Sejarah Munculnya Madzhab Syafi’i

 Sejarah Munculnya Madzhab Syafi’i

Abu Abdullah Muhammad bin Idris asy Syafi’i setelah ilmunya tinggi dan fahamnya begitu dalam dan tajam serta mendapatkan izin dari gurunya yaitu Imam Maliki untuk memberi fatwa dalam fiqih sesuai dengan dasar madzhabnya sendiri, beliau mulai berijtihad dalam menentukan hukum Islam terlepas dari fatwa-fatwa gurunya baik Imam Maliki maupun Imam Hambali.[16]

Perlu diketahui bahwa Imam Syafi’i sebelum melawat ke Irak adalah termasuk salah seorang ulama’ pengikut madzhab Maliki karena beliau banyak mendapatkan ilmu pengetahuan dari Imam Maliki. Beliau mengajarkan kitab al Muwatha’ karangan Imam Maliki kepada para ulama’ yang datang berkunjung dari luar Madinah. Dan setelah beliau melawat ke Irak, beliau mengajarkan kitab al Ausath karangan Imam Hanafi serta mempelajari aliran madzhabnya.[17]

Setelah beliau melawat ke Irak, beliau menemui beberapa peristiwa yang baru. Kemudian beliau menyesuaikan pendapat-pendapatnya mengenai hukum dengan beberapa peristiwa baru tersebut. Setelah sekitar 2 tahun di Irak, beliau melawat ke Mesir dan menetap disana, lalu timbul pula daripadanya beberapa perubahan dari pendapat-pendapatnya yang lama ketika di Irak. Kemudiian beliau menyesuaikan pendapatnya dengan beberapa peristiwa yang baru yang ada di Mesir.[18]

Pada umumnya ketika Imam Syafi’i datang ke Mesir, para penduduk di kala itu merupakan pengikut madzhab Hanafi dan madzhab Maliki. Kemudian setelah beliau mengajarkan pendapatnya yang baru di masjid Amr bin Ash, maka mulai berkembanglah aliran madzhab beliau di Mesir.[19]

Jadi pada mulanya berkembangnya madzhab Syafi’i ialah di Mesir. Kemudian berkembang pula di Irak dan mendapat kemajuan di Baghdad.

  1. C.

    Periode Fiqih Imam Syafi’i[20]

1)      periode Pertama

Makkah adalah periode pertama Imam Syafi’i berkiprah dalam bidang fiqih. Setelah meninggalkan kota baghdad, dia tinggal di Makkah selama sembilan tahun. Di kota Makkah ini dia telah mencurahkan waktunya untuk terjun di dunia ilmu pengetahuan. Di sana ia benar-benar telah mendapatkan kematangan ilmunya dan mampu menghimpun berbagai hadits yang sebelumnya tidak pernah ia lakukan. Karena itu, Imam Syafi’i sering menemukan pertentangan antara hadits yang satu dengan yang lainnya dan dalam tataran praktis dia harus mengunggulkan satu pendapat di antara pendapat-pendapat lainnya. Pengunggulan pendapat tersebut bisa dilihat dari segi sanad hadits yang dijadikan sandarannya atau dari segi ketidakberlakuan sebuah dalil (nasikh mansukh).
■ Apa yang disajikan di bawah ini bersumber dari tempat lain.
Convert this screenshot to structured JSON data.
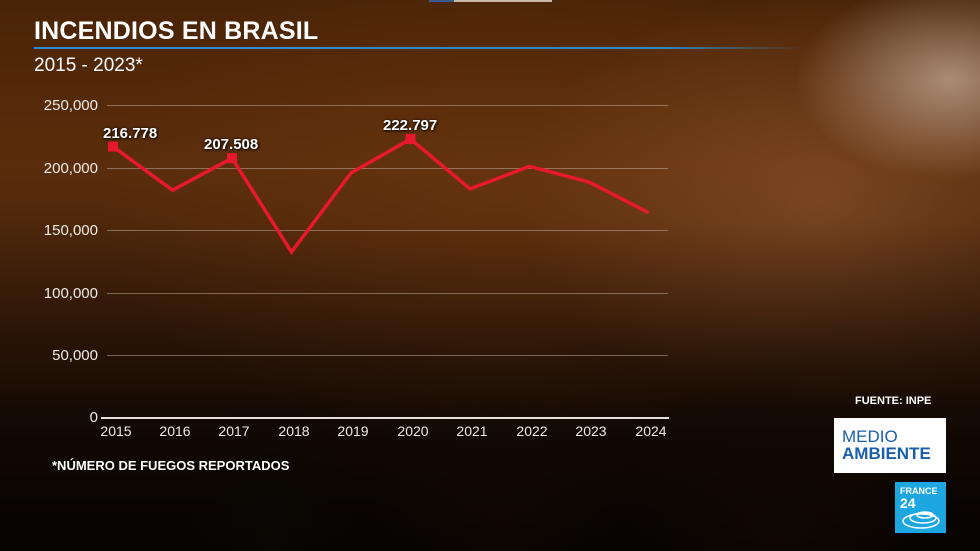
{
  "header": {
    "title": "INCENDIOS EN BRASIL",
    "subtitle": "2015 - 2023*"
  },
  "footer": {
    "note": "*NÚMERO DE FUEGOS REPORTADOS",
    "source": "FUENTE: INPE"
  },
  "branding": {
    "section_logo_line1": "MEDIO",
    "section_logo_line2": "AMBIENTE",
    "channel_logo_line1": "FRANCE",
    "channel_logo_line2": "24"
  },
  "colors": {
    "line": "#e8192c",
    "title_rule": "#2a8fc0",
    "channel_blue": "#1ea6e0",
    "section_blue": "#1a5fa8"
  },
  "chart_data": {
    "type": "line",
    "title": "INCENDIOS EN BRASIL",
    "subtitle": "2015 - 2023*",
    "xlabel": "",
    "ylabel": "",
    "categories": [
      "2015",
      "2016",
      "2017",
      "2018",
      "2019",
      "2020",
      "2021",
      "2022",
      "2023",
      "2024"
    ],
    "series": [
      {
        "name": "Número de fuegos reportados",
        "values": [
          216778,
          182000,
          207508,
          132600,
          195700,
          222797,
          183000,
          201000,
          188500,
          164000
        ]
      }
    ],
    "y_ticks": [
      "0",
      "50,000",
      "100,000",
      "150,000",
      "200,000",
      "250,000"
    ],
    "ylim": [
      0,
      250000
    ],
    "grid": true,
    "legend": "none",
    "annotations": [
      {
        "x": "2015",
        "label": "216.778"
      },
      {
        "x": "2017",
        "label": "207.508"
      },
      {
        "x": "2020",
        "label": "222.797"
      }
    ],
    "footnote": "*NÚMERO DE FUEGOS REPORTADOS",
    "source": "FUENTE: INPE"
  }
}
Di Makkah Imam Syafi’i juga mendalami dalil-dalil al-Qur’an dan menghimpun  berbagai hadits . upaya tersebut membuatnya tahu sejauh mana kedudukan hadits di sisi al-Qur’an . kitab ar-Risalah adalah buah karya Imam Syafi’i selama periode makkah yang sengaja ia susun atas permintaan Abdurrahman al-Mahdi.